In aquatic environments
• Change in species richness with depth shows some strong similarities to terrestrial
gradient with altitude.
• In open ocean, there is a rapid decrease in species richness with depth. (light can
hardly penetrate 30m below ocean for plants)
• In coastal regions, there is a hump-shaped effect where the peak is at 1000m depth.
And decreases as depth increases.
10.5.4 Gradients during community succession.
• Increase (colonisation) then decrease (competition) (in case of plants)
• There is something of a cascade effect with succession.
• One process that increases richness kick-starts a second, which feeds
into a third and so on.
• Earliest species (best colonizers and best competitors for open space)
• They immediately provide resources (and introduce heterogeneity) that
were not previously present.
• They provide new microhabitats, and for animals that might feed on
them they provide much greater range of food.
• Increase in herbivory and predation then feed back to promote further
increase in species richness (predator-mediator coexistence), which
provides further resources and more heterogeneity and so on.
• Besides, there is less temporal variation in forest than in an exposed
early succession stage.
(so, increase then decrease in richness might be for plants but there might be a cascading effect for
other organism (increases with succession)).

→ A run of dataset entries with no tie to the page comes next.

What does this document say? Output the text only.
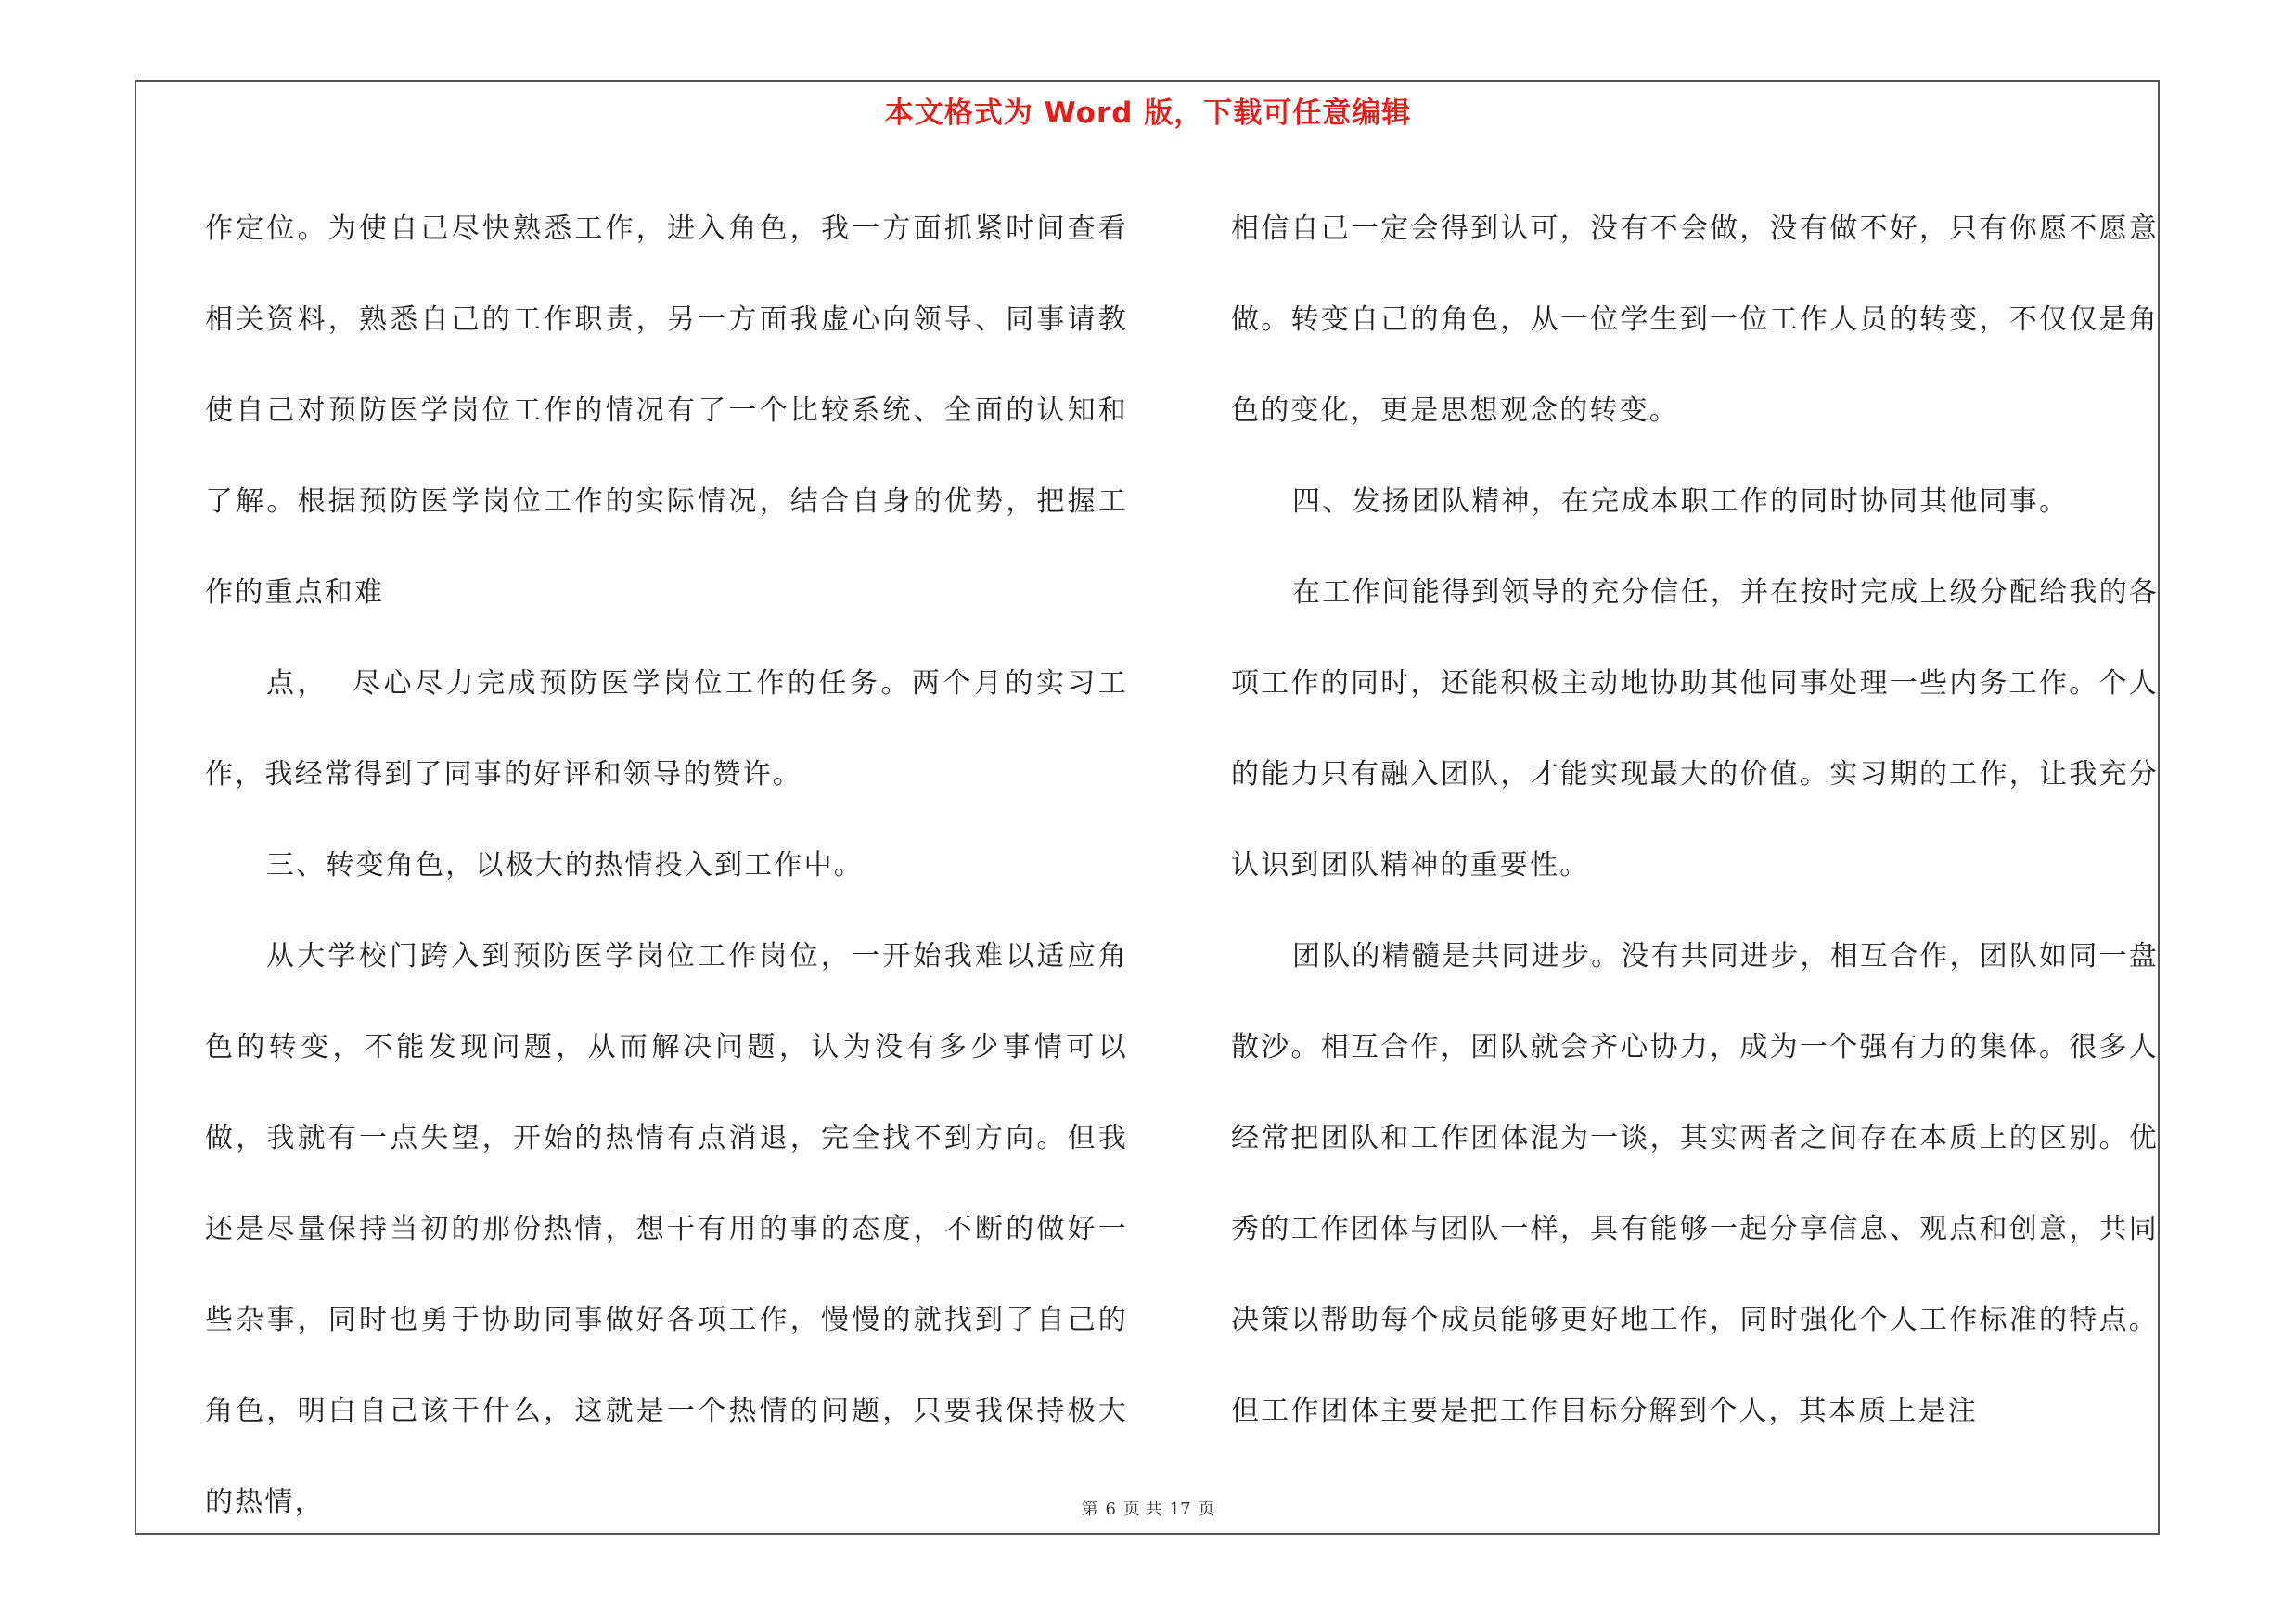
本文格式为 Word 版，下载可任意编辑

作定位。为使自己尽快熟悉工作，进入角色，我一方面抓紧时间查看相关资料，熟悉自己的工作职责，另一方面我虚心向领导、同事请教使自己对预防医学岗位工作的情况有了一个比较系统、全面的认知和了解。根据预防医学岗位工作的实际情况，结合自身的优势，把握工作的重点和难

点，  尽心尽力完成预防医学岗位工作的任务。两个月的实习工作，我经常得到了同事的好评和领导的赞许。

三、转变角色，以极大的热情投入到工作中。

从大学校门跨入到预防医学岗位工作岗位，一开始我难以适应角色的转变，不能发现问题，从而解决问题，认为没有多少事情可以做，我就有一点失望，开始的热情有点消退，完全找不到方向。但我还是尽量保持当初的那份热情，想干有用的事的态度，不断的做好一些杂事，同时也勇于协助同事做好各项工作，慢慢的就找到了自己的角色，明白自己该干什么，这就是一个热情的问题，只要我保持极大的热情，

相信自己一定会得到认可，没有不会做，没有做不好，只有你愿不愿意做。转变自己的角色，从一位学生到一位工作人员的转变，不仅仅是角色的变化，更是思想观念的转变。

四、发扬团队精神，在完成本职工作的同时协同其他同事。

在工作间能得到领导的充分信任，并在按时完成上级分配给我的各项工作的同时，还能积极主动地协助其他同事处理一些内务工作。个人的能力只有融入团队，才能实现最大的价值。实习期的工作，让我充分认识到团队精神的重要性。

团队的精髓是共同进步。没有共同进步，相互合作，团队如同一盘散沙。相互合作，团队就会齐心协力，成为一个强有力的集体。很多人经常把团队和工作团体混为一谈，其实两者之间存在本质上的区别。优秀的工作团体与团队一样，具有能够一起分享信息、观点和创意，共同决策以帮助每个成员能够更好地工作，同时强化个人工作标准的特点。但工作团体主要是把工作目标分解到个人，其本质上是注

第 6 页 共 17 页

10.6 Patterns in taxon richness in the fossil record
• Cambrian explosion of taxa may have been an example of exploiter-mediated
coexistence.
• The Permian decline may reflect a species-area relationship when Earth's continents
coalesced into Pangaea.
• The changing pattern of plant taxa may reflect the competitive displacement of older,
less specialised taxa by newer, more specialised ones.
• The extinctions of many large animals in the Pleistocene may reflect the hand of
human predation and hold lessons for the present day.